13 mars 2013

Il y a 100 ans : Le banquet de Brickaville


Le banquet du 6 mars a réuni environ 90 personnes dont 20 hovas, 14 baras et pas plus de 40 fonctionnaires. Les colons étaient donc peu nombreux. Nos lecteurs savent la cause de cette abstention tant à Tananarive qu’à Tamatave. M. Picquié pouvait être tranquille : aucun sceptique n’assistait à son battage.
Ci-dessous nous publions quelques notes de notre correspondant particulier.
Service et menu à la hauteur, mais chaleur épouvantable que l’absence de glace a rendu plus sensible encore.
Au champagne, discours :
Le Directeur des Travaux Publics fait l’historique du chemin de fer, met en valeur les avantages qui en sont résulté pour le commerce et ceux qui en résulteront du fait de son prolongement jusqu’à Tamatave.
Il élogie les deux gouverneurs généraux, M. Augagneur, auteur du prolongement sur Tamatave, et M. Picquié, promoteur du prolongement sur Antsirabe.
Il développe les principes de l’Étatisme qui ont guidé la Colonie dans l’exploitation du T. C. E. et il souhaite qu’elle continuera à les appliquer quand il s’agira d’exploiter le port de Tamatave. Les 6 250 000 fr. qui ont été demandés pour la construction du chemin de fer Brickaville-Tamatave ne sont pas dépensés. Il reste fr. 300 000 qui sont réservés pour la gare de Tamatave.
Le Gouverneur Général répondit immédiatement.
Il commença par couvrir de fleurs le Directeur des travaux public, les Officiers du génie qui étudièrent et construisirent le tronçon inauguré. Il s’appesantit sur les services éminents rendus par l’arme du génie à la Colonie de Madagascar et rappela le souvenir du colonel, depuis général, Roques et du colonel Ozil.
Il exposa que sa politique à Madagascar n’a été que la continuation de celle de ses éminents prédécesseurs Gallieni et Augagneur. Il fit connaître également que le général Gallieni avait laissé la Colonie avec un commerce de 50 millions, Augagneur 67 millions et que sous lui, le commerce avait dépassé 100 millions.
Il déclara que la Colonie sera bientôt dotée d’un beau port à Tamatave, pendant que le rail sera poussé jusqu’à Antsirabe, que Majunga aura aussi son port, que Tamatave aura sa voie de communication sur Ambatondrazaka ; que les routes construites maintenant ne seront plus empierrées pour y faire circuler les autos ; mais qu’elles seront exploitées par des tramways jusqu’au moment où le trafic y sera devenu suffisant pour y faire circuler une voie ferrée d’un mètre.

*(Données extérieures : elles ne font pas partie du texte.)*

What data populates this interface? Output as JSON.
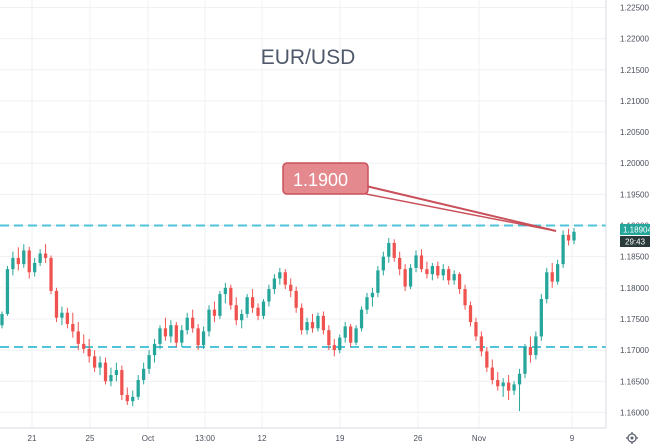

M. le Général Riou ayant, au nom de l’autorité militaire, remercié le Chef de la Colonie des compliments adressés aux officiers du génie en service à Madagascar, MM. Frappart et Baillet ont pris la parole ; ils sont d’accord pour constater que Madagascar est en croissance de développement économique visible pour les plus incrédules et les plus sceptiques. Monsieur Baillet en remercie tous les Gouverneurs Généraux qui se sont succédé à Madagascar. M. Frappart tient à exprimer sa reconnaissance à M. Picquié de tout ce qu’il a fait pour la Grande Île, et de ce qu’il a promis de faire pour elle (!!!).
Le Consul Britannique manifeste en termes choisis et dans le langage de Mme de Sévigné, sa joie des immenses progrès qu’il constate de jour en jour. Il élogie le Gouvernement de la République et son représentant à Madagascar.
Rasanjy lit en français un long long discours – discours vieux jeu malgache.
Un Chef Bara fait un petit kabary en malgache. Il est heureux d’être là, de constater ce qu’il a vu. Il prie le Gouverneur Général de prendre acte que lui et ses camarades ne songent plus au passé qu’ils désirent voir oublier par tout le monde et que dorénavant ils marcheront dans la voie du bien, du progrès et tutti quanti.
L’assistance écoute sans doute avec le plus grand plaisir l’ultime déclaration de M. Picquié, que la colonie « exploitera elle-même le port de Tamatave » ; qu’il est du reste ennemi de toute conception et du principe des monopoles. Dont acte.
Sur ce, ban général des invités mis en gaîté. Le départ effectué un peu en retard, n’a permis au train gouvernemental d’arriver à Tamatave qu’à sept heures.